I am no economist, but I don’t have to be to know that the recent UAW agreements that cut new hire autoworkers earnings to $11-$14 per hour results in less money circulating because less is going to the worker/consumer to buy back the goods that are produced increasingly without human labor or with labor whose wages are falling to the level of the robot. And amazingly the brightest minds can’t seem to figure this out.

Labor replacing technology eliminates profit on surplus labor, but production capacity increases with the use of robotic and other digitalized technologies. Stagnant or falling wages means less money for workers to buy back the commodities they produce. Having witnessed the impact of these new production methods in Flint, I know from first hand experience that it has resulted in a tremendous break in the essential core of capitalism; the buying and selling of labor at a surplus and then workers buying back the commodities they produce. When workers are permanently replaced and must compete with the falling global wages of all workers, then they are unable to buy which results in the present general crisis that will only deepen.

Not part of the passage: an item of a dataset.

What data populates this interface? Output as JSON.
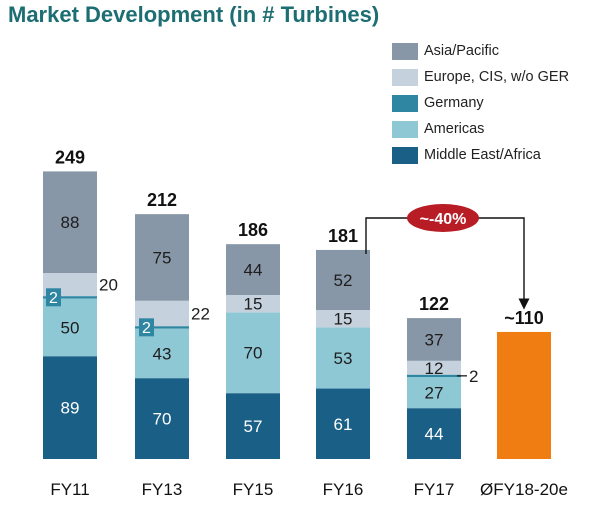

So, then, what is the solution? The revolution in technology will proceed whether we do anything or not. Corporations have no other choice but to employ more efficient methods of production or face being non-competitive or becoming obsolete. Production will no more go back to the large, sprawling industrial factories of the past then housewives or laundries will go back to pounding clothes on a rock. History shows that when the method of production changes, people will get together and fight for a political solution that meets the needs of society. Isn’t the purpose of government to protect the people who elect and support it? We must hold the government accountable and demand that rather than bailing out the rich they come up with a plan to make the necessaries of live affordable and accessible to all. In other words, the method of distribution must be in line with the method of production. Essentially, since workers have less and less money for commodities produced in such abundance, we must demand distribution of the necessaries of life without money since workers find themselves with less and less money to buy them!

In my relatively short life-time, an amazing change in how the necessities of life are produced has occurred. Health care like housing can no longer be owned by corporations. With profits from surplus labor and surplus for distribution and sale of commodities made less and less possible, corporations must make profit by pricing the necessities of life higher than their value and most importantly by financial speculating on basics such as health care, electricity, water, education testing, housing, etc. None of these things should be owned by corporations; they must be publicly owned and publicly distributed.

If one agrees that the history of human societies has been characterized by our fight to provide abundance in the face of scarcity, then we have truly entered a new epoch where we can create in abundance even during times of scarcity. I think our only recourse is to take a look at what history and human innovation has brought us and make that innovation public in order to create a truly humane society.